Tech Tips

Help Others With These Random ‘Apps’ of Kindness

If nothing else, the phenomenon of social media has helped us to share in our sense of a collective humanity, letting us share common interests and passions with people we could never hope to meet face-to-face. These 6 apps count on that enhanced sense of shared humanity to help us help ourselves (and in case you missed it, check out our original 7 random apps of kindness article for even more options):


Blood Donor from the American Red Cross (Free for Android and iOS) lets you connect with your local Red Cross for a blood drive, as well as earn rewards for your donations.

If you can’t resist a good dare, The Budge (Free for iOS) app takes a wager—such as who wins a footrace or who can name the most characters from “The Simpsons,” whatever it is—where the winnings go to a charity linked to the app. Thus, the bragging rights are doubled, since not only can users brag on winning a bet, but also on giving to a good cause.

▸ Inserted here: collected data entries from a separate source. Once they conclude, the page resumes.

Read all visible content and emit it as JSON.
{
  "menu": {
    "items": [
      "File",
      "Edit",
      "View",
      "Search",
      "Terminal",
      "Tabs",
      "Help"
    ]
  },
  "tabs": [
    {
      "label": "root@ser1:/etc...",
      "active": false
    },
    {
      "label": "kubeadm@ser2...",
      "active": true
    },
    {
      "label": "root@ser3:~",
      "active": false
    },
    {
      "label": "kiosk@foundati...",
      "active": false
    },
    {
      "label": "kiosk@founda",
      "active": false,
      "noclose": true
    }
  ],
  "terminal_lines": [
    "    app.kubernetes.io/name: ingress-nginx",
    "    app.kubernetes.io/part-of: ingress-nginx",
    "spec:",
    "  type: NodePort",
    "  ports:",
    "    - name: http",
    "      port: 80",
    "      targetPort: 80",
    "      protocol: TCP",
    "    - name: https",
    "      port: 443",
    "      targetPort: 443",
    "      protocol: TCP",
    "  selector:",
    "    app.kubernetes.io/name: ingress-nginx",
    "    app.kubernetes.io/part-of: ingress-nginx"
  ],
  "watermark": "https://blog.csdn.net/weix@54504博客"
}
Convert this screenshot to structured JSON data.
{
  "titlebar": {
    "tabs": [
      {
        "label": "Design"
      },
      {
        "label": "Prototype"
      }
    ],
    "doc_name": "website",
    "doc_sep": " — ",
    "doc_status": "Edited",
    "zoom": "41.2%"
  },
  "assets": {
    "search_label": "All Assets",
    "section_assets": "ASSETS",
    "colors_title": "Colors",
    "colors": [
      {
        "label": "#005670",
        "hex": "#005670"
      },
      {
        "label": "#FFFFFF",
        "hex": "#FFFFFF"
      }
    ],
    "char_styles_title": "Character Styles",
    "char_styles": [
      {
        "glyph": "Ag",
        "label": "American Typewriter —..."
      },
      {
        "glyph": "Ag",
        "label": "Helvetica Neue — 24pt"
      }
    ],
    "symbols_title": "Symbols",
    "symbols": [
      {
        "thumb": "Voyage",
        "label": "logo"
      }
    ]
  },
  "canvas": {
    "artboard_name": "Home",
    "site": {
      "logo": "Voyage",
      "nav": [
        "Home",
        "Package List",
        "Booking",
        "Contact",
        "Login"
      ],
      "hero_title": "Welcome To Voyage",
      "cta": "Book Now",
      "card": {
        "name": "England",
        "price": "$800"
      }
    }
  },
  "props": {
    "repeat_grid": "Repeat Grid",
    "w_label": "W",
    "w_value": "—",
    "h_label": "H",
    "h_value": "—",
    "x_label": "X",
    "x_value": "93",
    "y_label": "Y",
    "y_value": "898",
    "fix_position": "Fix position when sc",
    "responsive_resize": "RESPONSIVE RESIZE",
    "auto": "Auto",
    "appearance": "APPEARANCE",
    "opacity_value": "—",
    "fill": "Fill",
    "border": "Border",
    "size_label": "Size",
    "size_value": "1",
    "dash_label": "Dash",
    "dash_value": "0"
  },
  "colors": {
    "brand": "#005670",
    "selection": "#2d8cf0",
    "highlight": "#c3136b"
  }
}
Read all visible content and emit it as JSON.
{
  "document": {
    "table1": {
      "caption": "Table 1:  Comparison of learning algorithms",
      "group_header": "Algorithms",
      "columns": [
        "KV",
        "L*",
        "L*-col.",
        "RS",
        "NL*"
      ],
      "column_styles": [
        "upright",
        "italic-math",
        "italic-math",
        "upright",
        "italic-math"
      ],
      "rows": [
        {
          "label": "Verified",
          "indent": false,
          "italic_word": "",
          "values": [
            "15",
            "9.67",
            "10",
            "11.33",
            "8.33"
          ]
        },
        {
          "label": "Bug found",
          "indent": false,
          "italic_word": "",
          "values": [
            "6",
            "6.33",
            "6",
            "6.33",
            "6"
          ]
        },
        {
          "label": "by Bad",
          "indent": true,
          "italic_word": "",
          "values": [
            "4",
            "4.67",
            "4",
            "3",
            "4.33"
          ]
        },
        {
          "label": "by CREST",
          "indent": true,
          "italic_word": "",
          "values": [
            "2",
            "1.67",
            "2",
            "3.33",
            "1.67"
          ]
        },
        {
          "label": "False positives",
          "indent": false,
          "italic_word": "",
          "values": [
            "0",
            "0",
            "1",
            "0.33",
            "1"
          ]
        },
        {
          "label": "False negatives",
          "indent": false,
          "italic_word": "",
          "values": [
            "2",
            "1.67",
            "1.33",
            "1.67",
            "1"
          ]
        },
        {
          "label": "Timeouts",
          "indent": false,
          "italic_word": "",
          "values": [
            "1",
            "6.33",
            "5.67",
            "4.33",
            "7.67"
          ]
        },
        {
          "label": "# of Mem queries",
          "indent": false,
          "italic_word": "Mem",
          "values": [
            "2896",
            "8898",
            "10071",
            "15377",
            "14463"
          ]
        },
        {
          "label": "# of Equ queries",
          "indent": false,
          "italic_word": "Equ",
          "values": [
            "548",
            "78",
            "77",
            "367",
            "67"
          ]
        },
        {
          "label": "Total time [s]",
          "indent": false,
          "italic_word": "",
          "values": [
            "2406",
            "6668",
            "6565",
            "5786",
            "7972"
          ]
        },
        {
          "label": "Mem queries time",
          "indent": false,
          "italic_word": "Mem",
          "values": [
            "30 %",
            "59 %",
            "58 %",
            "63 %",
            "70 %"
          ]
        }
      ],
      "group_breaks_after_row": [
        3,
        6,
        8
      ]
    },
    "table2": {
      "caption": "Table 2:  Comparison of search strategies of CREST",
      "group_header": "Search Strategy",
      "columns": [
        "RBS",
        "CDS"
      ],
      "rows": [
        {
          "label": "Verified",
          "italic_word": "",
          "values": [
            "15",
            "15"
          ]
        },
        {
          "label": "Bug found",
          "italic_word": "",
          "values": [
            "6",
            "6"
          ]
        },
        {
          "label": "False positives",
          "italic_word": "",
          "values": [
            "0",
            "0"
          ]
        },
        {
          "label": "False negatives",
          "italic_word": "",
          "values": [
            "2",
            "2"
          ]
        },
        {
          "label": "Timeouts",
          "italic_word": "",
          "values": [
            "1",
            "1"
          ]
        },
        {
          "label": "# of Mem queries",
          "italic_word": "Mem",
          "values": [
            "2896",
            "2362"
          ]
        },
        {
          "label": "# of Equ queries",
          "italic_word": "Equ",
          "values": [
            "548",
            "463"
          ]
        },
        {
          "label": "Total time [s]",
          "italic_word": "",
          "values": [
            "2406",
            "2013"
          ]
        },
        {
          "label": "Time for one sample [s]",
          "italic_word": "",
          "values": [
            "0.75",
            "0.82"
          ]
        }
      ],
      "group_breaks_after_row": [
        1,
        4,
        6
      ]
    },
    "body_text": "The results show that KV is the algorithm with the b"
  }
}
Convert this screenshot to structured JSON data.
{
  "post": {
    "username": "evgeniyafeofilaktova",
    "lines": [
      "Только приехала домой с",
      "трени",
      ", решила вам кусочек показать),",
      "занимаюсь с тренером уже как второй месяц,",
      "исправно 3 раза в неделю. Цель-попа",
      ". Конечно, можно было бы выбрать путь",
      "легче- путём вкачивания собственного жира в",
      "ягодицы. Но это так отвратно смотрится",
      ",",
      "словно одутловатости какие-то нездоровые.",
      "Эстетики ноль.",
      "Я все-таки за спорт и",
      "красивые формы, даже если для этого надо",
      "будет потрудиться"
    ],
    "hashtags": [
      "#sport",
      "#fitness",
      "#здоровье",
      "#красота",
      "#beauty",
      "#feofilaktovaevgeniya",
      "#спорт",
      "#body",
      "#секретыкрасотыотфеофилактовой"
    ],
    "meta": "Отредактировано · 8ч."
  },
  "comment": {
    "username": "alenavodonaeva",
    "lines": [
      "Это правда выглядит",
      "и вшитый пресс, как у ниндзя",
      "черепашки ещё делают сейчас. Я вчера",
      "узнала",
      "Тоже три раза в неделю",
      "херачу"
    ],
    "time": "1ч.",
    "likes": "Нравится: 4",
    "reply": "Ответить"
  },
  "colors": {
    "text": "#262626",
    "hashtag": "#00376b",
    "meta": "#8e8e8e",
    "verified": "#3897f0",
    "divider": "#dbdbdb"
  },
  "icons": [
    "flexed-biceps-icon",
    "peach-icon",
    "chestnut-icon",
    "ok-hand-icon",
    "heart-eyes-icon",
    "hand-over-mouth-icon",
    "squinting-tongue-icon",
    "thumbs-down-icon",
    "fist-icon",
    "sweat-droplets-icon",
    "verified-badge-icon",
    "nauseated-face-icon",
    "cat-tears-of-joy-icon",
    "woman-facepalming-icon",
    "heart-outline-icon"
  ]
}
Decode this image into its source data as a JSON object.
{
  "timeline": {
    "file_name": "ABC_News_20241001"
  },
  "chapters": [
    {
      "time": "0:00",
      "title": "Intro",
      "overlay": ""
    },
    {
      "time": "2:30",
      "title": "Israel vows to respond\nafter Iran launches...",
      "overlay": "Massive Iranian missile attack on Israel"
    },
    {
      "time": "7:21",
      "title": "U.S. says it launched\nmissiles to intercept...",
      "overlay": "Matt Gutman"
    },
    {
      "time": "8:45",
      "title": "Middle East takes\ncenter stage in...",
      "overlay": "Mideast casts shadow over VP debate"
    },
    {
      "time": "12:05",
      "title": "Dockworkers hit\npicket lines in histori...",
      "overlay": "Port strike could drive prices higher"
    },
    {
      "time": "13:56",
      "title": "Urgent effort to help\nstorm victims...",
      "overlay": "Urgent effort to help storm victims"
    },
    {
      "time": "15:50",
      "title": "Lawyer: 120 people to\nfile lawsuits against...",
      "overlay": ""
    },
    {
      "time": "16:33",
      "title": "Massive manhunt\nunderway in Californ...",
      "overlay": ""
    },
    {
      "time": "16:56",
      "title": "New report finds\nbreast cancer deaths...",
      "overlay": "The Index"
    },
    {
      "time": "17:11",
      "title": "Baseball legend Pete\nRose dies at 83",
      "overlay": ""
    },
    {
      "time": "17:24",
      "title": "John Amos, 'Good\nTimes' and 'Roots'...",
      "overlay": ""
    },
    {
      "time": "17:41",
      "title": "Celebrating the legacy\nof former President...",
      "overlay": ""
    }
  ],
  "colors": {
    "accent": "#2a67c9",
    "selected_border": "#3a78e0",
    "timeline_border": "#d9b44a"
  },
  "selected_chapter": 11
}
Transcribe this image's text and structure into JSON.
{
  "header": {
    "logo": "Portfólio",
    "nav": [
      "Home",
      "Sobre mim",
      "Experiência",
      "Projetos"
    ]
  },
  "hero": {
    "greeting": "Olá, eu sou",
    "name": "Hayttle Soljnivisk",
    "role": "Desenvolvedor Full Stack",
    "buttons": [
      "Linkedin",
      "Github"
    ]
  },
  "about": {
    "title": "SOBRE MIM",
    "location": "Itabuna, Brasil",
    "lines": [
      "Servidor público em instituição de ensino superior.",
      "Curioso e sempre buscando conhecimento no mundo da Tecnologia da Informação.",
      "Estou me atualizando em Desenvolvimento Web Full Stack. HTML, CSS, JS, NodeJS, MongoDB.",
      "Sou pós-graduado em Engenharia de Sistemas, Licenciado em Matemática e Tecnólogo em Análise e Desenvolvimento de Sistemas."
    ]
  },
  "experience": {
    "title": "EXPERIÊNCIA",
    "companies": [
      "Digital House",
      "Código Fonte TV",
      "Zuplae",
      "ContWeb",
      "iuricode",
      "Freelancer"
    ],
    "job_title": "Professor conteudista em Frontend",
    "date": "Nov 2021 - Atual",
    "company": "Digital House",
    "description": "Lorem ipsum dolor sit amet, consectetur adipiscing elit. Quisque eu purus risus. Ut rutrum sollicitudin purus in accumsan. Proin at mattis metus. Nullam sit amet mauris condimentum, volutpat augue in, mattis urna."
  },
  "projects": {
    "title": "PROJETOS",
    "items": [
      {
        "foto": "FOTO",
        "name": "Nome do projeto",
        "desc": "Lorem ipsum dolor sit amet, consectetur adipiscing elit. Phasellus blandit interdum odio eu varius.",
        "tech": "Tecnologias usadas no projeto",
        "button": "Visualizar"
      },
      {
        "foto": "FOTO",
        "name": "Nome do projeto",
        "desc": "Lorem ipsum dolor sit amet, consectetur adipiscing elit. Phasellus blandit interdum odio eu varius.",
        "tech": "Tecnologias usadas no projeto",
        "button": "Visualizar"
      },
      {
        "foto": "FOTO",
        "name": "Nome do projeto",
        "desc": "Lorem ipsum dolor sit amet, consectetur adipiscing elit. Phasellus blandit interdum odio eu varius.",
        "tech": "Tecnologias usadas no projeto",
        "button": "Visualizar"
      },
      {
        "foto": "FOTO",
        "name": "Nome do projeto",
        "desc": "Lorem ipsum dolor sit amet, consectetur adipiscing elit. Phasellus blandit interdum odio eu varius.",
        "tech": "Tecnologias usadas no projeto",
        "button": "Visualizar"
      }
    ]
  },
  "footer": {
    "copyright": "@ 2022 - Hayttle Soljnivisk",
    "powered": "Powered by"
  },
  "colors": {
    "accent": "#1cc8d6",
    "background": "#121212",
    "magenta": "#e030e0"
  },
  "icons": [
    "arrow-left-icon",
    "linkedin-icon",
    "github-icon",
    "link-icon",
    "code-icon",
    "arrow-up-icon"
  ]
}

Check-in for Good (Free for Android and iOS) lets you check in at businesses you visit every day to make micro-donations to good causes. After downloading the app, check out the participating locations nearest you that you’d want to visit: the coffee shop, the music venue, the retailer. Once you’re there and checking in, the participating location will make a donation to a Check-in for Good cause.

If you’re one of those people who takes pictures of his or her meals to send to Facebook or Instagram, then Feedie (Free for Android and iOS)  is the app for you. The app lets restaurants exchange donations for social media shout-outs, so for each photo shared through the Feedie app, participating restaurants will donate to The Lunchbox Fund, a non-profit organization that provides meals to schoolchildren in South Africa.


Share the Meal is an app from the United Nations World Food Program. It lets you donate 50¢ with just a tap on your smartphone, and feed a hungry child for a day.

Tin Box users give $1 to charity each day, but the dollar that they’re giving comes not from their own pockets but from the pockets of corporate sponsors. The corporate sponsorship, meanwhile, pays out in return for advertising, which shows up on users’ smartphones for a maximum of five seconds after donation. One other notable aspect of Tin Box is that its charitable causes are very focused, ranging from a floating Bangladeshi hospital to an education program about female healthcare for young women in Africa.